Member of the Utah House of Representatives from the 19th district
- In office January 2010 – January 2015
- Preceded by: Sheryl Allen
- Succeeded by: Raymond Ward

Personal details
- Born: James Nielson
- Party: Republican
- Spouse: Marilyn Nielson
- Relations: Howard C. Nielson (father)
- Children: 5
- Education: Brigham Young University (BA) University of Oregon (MArch)

= Jim Nielson =

American politician

James "Jim" Nielson is an American politician and architect who served as a member of the Utah House of Representatives for the 19th district from January 2010 to January 2015.

==Early life and education==
Nielson is the son of former U.S. Representative Howard C. Nielson. He earned a Bachelor of Arts degree in English from Brigham Young University and Master of Architecture from the University of Oregon.

==Career==
He was originally elected in 2010 to fill the seat vacated by Sheryl Allen. He ran against Ben Horsley in the Republican primary in 2010, and then defeated Democrat Richard Watson in the November general election.
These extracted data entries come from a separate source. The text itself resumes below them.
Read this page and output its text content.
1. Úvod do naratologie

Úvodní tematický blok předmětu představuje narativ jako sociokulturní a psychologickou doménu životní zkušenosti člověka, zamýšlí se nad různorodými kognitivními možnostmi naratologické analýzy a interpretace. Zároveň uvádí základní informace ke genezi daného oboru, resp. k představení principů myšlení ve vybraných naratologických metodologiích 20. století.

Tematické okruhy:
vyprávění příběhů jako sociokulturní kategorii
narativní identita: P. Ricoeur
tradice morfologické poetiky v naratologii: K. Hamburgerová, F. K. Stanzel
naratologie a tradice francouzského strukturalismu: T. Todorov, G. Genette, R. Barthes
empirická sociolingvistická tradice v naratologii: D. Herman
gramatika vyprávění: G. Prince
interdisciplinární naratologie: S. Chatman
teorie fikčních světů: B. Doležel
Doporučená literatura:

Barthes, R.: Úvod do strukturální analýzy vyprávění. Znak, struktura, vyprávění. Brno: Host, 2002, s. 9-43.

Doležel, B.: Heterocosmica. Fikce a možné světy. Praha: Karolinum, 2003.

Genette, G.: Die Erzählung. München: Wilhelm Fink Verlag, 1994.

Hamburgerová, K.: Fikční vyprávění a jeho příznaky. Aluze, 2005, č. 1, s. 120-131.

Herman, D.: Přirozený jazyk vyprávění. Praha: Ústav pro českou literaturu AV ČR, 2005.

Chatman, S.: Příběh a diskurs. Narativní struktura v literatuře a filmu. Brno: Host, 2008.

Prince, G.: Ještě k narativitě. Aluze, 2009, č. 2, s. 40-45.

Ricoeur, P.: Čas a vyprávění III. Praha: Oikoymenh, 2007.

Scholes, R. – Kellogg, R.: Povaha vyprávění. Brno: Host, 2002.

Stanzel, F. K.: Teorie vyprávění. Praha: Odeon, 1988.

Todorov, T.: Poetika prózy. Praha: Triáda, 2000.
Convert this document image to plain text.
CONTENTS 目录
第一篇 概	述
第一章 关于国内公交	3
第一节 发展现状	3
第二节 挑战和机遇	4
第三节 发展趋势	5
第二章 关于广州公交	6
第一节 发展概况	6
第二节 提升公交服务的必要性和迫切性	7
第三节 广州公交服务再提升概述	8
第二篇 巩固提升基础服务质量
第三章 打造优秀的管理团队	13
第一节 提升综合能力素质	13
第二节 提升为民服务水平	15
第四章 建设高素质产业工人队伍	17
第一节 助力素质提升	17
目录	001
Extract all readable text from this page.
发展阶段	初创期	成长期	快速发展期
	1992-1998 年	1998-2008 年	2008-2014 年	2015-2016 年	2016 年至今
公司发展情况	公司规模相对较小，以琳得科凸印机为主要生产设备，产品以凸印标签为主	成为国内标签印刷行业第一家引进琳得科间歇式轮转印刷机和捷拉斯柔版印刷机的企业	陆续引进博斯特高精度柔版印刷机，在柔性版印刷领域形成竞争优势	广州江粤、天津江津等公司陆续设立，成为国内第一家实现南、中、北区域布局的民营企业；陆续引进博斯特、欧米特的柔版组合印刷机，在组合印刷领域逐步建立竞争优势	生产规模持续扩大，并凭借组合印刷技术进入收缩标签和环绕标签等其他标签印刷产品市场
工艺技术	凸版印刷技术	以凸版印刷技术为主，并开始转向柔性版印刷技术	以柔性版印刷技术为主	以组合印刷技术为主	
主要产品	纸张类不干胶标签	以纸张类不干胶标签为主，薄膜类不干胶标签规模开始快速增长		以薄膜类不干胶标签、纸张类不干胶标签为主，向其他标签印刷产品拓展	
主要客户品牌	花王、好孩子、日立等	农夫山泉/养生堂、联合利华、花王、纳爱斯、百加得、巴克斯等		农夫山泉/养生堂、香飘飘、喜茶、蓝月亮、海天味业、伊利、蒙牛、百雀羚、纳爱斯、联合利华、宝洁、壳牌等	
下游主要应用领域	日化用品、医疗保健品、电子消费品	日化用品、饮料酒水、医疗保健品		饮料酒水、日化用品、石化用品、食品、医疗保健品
He was subsequently re-elected as an incumbent in 2012, when he did not face a Republican challenger and defeated Democrat Lynn Anderson by a significant margin. In 2008, Nielson ran for Utah State Senate, but was defeated by Dan Liljenquist in the convention. Nielson served in the Reagan administration in the United States Department of Education from 1983 to 1988.

Nielson's sponsored the 2012 State Constitutional Amendment A, which passed the house by a majority and the senate unanimously. It was approved by a slight majority in November 2012. This legislation closed a loophole which the legislature had been using to spend this money each year, and requires the state to save a certain portion of severance taxes (oil and gas) in a permanent fund. During the 2013 and 2014 legislative sessions, Nielson served on the Public Education Appropriations Subcommittee, the House Education Committee, and the House Revenue and Taxation Committee. During the interim, Nielson served on the Education Interim Committee and the Revenue and Taxation Interim Committee.

Since retiring from the legislature, Nielson has worked as an architect in Salt Lake City for Axis Architects.

== Personal life ==
He is married to Marilyn Nielson, and has five children.